FIFO workers save with alternative living options

Man playing guitar at his camp site

It's a question every FIFO worker has to grapple with: Where do you live during the home leg of your roster?

It’s a question every FIFO worker has to grapple with: Where do you live during the home leg of your roster?

When you’re away on site, often everything is supplied — your accommodation, your meals. But is it worthwhile keeping an entire house back home, with all the associated expenses and responsibilities, when you’re there less than half of the time? And what alternatives are there?

Here are some of the solutions other FIFO workers have already found.

Find yourself a share house

Renting a house with flatmates is an obvious solution and one that’s attractive to many FIFO workers not just because it’s cheaper than keeping a house for one person but because there’s the added bonus of having someone around to keep an eye on your things while you’re away.

FIFO workers are in demand for share homes precisely because they work away so much of the time. For many people who’d rather live alone but can’t afford it, that makes a FIFO worker the ideal flatmate. So much so, in fact, that in 2014 an entrepreneurial West Australian miner set up a website to help people find FIFO flatmates. People looking for flatmates can advertise for free on the site offering rooms, houses or storage for rent.

You can read more about it here.

Why not try house-sitting?

People going on holidays, whether it’s for a weekend or a week, often need someone to look after their house. Perhaps they need someone to feed their budgie, walk their dog, or just generally make sure the place looks inhabited at night-time.

FIFO workers, with their somewhat transient lifestyle, can make perfect house-sitters because they are available for reliable and defined periods of time. If you’re a neat and tidy person who travels lights and doesn’t mind living by the beach during one home leg and in the suburbs the next time, then house-sitting could be the solution for you.
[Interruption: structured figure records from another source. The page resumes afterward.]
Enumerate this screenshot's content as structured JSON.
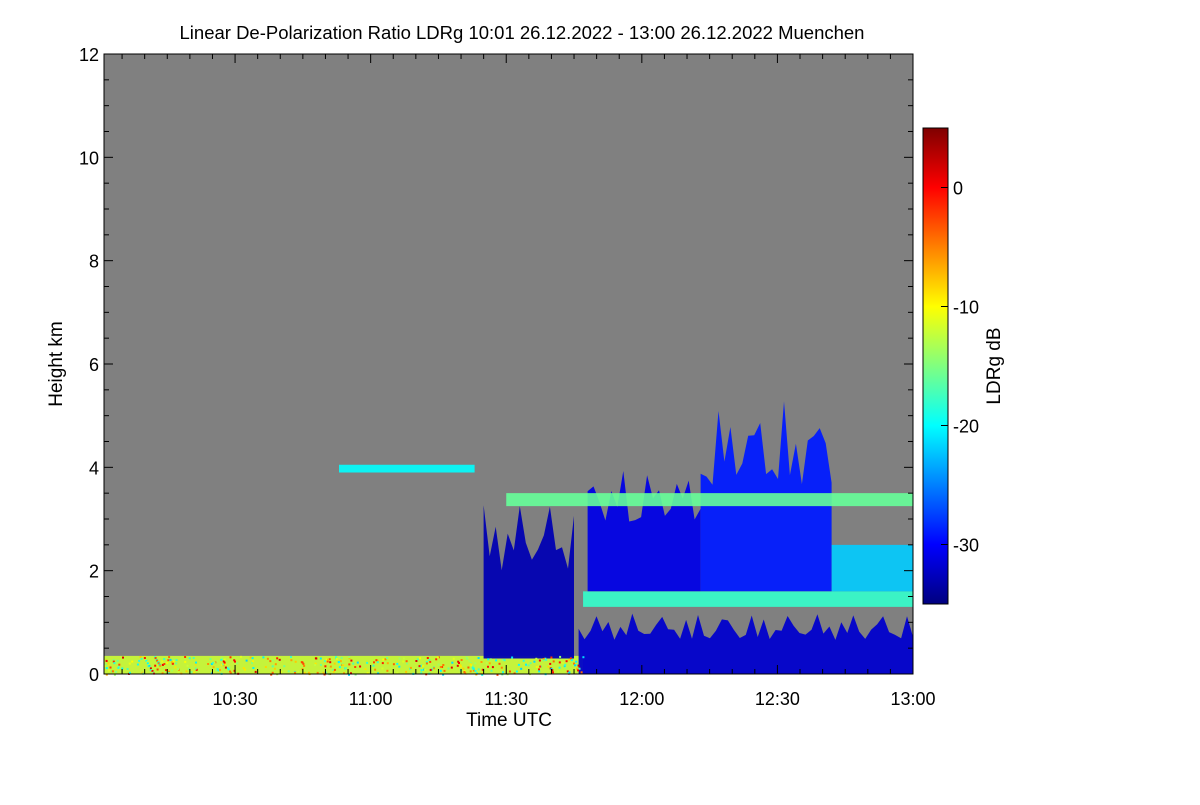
{
  "chart_data": {
    "type": "heatmap",
    "title": "Linear De-Polarization Ratio LDRg   10:01 26.12.2022 - 13:00 26.12.2022 Muenchen",
    "xlabel": "Time UTC",
    "ylabel": "Height km",
    "xlim": [
      "10:01",
      "13:00"
    ],
    "ylim": [
      0,
      12
    ],
    "x_ticks": [
      "10:30",
      "11:00",
      "11:30",
      "12:00",
      "12:30",
      "13:00"
    ],
    "y_ticks": [
      "0",
      "2",
      "4",
      "6",
      "8",
      "10",
      "12"
    ],
    "colorbar": {
      "label": "LDRg dB",
      "range": [
        -35,
        5
      ],
      "ticks": [
        "0",
        "-10",
        "-20",
        "-30"
      ],
      "colors": [
        "#00007f",
        "#0000ff",
        "#0080ff",
        "#00ffff",
        "#80ff80",
        "#ffff00",
        "#ff8000",
        "#ff0000",
        "#7f0000"
      ]
    },
    "background_color": "#808080",
    "features": [
      {
        "start": "10:01",
        "end": "11:47",
        "base_km": 0.0,
        "top_km": 0.35,
        "ldr_db": -12
      },
      {
        "start": "11:46",
        "end": "13:00",
        "base_km": 0.0,
        "top_km": 1.2,
        "ldr_db": -32
      },
      {
        "start": "11:47",
        "end": "13:00",
        "base_km": 1.3,
        "top_km": 1.6,
        "ldr_db": -18
      },
      {
        "start": "11:48",
        "end": "12:13",
        "base_km": 1.6,
        "top_km": 4.0,
        "ldr_db": -31
      },
      {
        "start": "12:13",
        "end": "12:42",
        "base_km": 1.6,
        "top_km": 5.3,
        "ldr_db": -29
      },
      {
        "start": "12:42",
        "end": "13:00",
        "base_km": 1.6,
        "top_km": 2.5,
        "ldr_db": -22
      },
      {
        "start": "11:25",
        "end": "11:45",
        "base_km": 0.3,
        "top_km": 3.4,
        "ldr_db": -33
      },
      {
        "start": "10:53",
        "end": "11:23",
        "base_km": 3.9,
        "top_km": 4.05,
        "ldr_db": -20
      },
      {
        "start": "11:30",
        "end": "13:00",
        "base_km": 3.25,
        "top_km": 3.5,
        "ldr_db": -16
      }
    ]
  }
}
There are websites dedicated to helping homeowners and house-sitters find each other. These are a great place to start; you can find someone who needs a house- or pet-sitter for the times you need a place to stay. What’s more, you can often sort out your stays months in advance.

Or, get a house-sitter?

On the flip side, perhaps you already own a home in town and don’t want it to be left vacant while you’re away at work, but either your home is too small to have a flatmate permanently, or you just don’t want to “share” your house with someone when you’re home? Or maybe you have a dog or cat that needs looking after?

Why not advertise for a house-sitter? If you find someone reliable, it could become a regular arrangement. It can save a lot of hassle.

Pretend you’re on holiday

Love camping? Pitching a tent or hiring a caravan is a really affordable way to live during your home leg. The real advantage is that you can be anywhere you want to be — a seaside caravan park, a remote campsite in a National Park, or somewhere in town.

It’s not for everyone — for a lot of FIFO workers the idea of living in a mine camp half the month and then camping elsewhere the rest of the month is the last thing they’d enjoy. But for others who love the outdoor lifestyle taking a swag and sleeping out under the stars or camping by a river or beach and spending your time away from work fishing is “living the dream”.